Your calf contains a major muscle called the gastrocnemius. This muscle can benefit greatly from slow but explosive exercises. After you learn a calf raise technique, you can increase the benefit by using more force and power with each slow movement.


To perform a calf raise, stand facing a wall with your feet between 6 and 12 inches from the wall. Your feet should be directly under your hips. With your hands shoulder-width apart and at the same height as your shoulders, place your palms against the wall to assist with balance. All movements during calf raises should be done using slow, controlled motions. As you slowly exhale, move upward and raise yourself up onto your toes. Your feet should face forward and your knees should not be bent. Hold this position for a few seconds, and then slowly lower yourself into the starting position. Repeat this movement 10 to 15 times, then rest.


You can also perform calf raises with weights for additional resistance and strength building. Slowly pick up and set down the weights before and after this exercise. A 3- to 5-pound dumbbell should be held firmly in each hand, with your arms fully extended down at your sides. Keep your arm and shoulder muscles engaged, but do not raise your hands during this exercise.
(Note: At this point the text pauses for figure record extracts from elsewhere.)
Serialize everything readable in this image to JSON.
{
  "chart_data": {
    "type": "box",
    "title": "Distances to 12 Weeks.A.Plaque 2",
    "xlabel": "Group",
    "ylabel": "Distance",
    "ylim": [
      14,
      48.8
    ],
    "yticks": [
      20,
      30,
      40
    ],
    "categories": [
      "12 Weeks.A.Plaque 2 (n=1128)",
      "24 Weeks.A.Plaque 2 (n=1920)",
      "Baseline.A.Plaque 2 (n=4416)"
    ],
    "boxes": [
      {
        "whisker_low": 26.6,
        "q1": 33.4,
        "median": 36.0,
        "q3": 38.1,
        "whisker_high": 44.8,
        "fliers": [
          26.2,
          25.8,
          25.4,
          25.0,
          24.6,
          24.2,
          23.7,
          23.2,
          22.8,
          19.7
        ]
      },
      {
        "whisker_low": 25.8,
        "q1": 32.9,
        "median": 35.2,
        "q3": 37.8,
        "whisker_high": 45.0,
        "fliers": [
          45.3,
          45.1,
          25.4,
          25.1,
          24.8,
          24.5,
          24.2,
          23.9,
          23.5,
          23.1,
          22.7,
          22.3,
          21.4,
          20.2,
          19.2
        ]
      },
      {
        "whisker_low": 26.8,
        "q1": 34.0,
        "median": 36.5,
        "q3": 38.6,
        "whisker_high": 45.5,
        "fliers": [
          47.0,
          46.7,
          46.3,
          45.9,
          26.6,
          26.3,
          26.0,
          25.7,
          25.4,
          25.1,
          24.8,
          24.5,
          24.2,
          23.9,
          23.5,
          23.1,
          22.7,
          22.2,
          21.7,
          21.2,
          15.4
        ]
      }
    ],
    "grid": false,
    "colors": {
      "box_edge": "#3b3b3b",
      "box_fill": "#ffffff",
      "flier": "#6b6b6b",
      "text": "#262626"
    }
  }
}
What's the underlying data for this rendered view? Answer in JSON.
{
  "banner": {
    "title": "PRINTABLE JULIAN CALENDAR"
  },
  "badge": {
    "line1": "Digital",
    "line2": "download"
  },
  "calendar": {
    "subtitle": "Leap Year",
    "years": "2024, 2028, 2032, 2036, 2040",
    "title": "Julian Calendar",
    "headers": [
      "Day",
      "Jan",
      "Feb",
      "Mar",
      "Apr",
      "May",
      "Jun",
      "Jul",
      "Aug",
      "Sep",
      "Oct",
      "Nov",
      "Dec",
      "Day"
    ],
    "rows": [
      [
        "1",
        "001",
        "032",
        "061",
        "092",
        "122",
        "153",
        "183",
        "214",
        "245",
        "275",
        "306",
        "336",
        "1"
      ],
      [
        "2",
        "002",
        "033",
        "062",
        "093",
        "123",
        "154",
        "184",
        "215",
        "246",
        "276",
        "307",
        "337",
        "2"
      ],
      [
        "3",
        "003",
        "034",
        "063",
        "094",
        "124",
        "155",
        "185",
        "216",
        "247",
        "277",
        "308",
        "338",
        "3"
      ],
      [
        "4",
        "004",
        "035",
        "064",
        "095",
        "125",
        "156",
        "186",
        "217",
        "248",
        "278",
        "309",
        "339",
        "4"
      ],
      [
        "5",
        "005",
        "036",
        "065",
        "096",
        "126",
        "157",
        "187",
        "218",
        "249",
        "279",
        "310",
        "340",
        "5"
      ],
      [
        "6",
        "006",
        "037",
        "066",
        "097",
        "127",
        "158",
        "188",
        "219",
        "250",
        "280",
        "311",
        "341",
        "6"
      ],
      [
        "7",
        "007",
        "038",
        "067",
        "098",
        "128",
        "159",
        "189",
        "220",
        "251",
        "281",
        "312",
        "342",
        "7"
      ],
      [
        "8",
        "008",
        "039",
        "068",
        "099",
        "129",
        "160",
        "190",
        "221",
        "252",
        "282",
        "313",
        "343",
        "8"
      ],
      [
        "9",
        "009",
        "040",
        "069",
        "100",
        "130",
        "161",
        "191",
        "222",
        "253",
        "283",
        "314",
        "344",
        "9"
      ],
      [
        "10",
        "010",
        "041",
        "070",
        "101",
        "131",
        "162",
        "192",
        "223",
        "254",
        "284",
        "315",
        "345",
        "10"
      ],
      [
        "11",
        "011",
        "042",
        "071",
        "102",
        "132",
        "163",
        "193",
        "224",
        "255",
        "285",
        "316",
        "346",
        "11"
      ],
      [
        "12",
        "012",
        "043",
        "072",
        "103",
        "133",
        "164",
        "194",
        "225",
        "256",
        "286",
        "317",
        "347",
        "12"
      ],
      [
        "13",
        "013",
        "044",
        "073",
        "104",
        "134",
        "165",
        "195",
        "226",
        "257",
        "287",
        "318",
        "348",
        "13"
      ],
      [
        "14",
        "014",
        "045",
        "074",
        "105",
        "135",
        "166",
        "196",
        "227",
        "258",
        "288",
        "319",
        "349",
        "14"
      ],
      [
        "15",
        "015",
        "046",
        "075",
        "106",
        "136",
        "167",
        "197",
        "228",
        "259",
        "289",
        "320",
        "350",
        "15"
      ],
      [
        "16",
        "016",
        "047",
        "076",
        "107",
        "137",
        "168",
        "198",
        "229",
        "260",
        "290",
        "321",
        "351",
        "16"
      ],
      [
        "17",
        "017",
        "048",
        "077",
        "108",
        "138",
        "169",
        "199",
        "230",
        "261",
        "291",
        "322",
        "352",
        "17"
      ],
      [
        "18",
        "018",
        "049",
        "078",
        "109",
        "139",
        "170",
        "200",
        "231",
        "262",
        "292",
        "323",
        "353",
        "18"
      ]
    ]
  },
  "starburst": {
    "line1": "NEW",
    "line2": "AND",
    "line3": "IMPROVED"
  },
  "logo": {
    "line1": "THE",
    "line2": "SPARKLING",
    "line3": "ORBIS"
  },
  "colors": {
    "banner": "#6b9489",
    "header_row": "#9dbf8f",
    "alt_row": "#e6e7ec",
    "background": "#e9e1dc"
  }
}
To perform a step calf raise, stand on the edge of a step with your heels hanging off the step's edge. Your heels should face outward and your toes should point inward. Place your hands on your hips, and slowly lower your heels to below the edge of the step, then return to the starting position. After you complete 15 to 20 of these, repeat the exercise with your toes pointed outward and your heels pointed inward. Perform slow, concentrated movements.


Fast or sudden movements during calf raises can cause muscle strain and injury, especially to the Achilles tendon. Most people should perform only one or two sets of calf raises during a workout. If you feel pain while performing this exercise, stop immediately and allow your calf muscles to rest for a few days before resuming them. If the pain persists, consult your health care provider. If you have a pre-existing medical condition or injury, consult with your health care professional before engaging in calf raise exercises.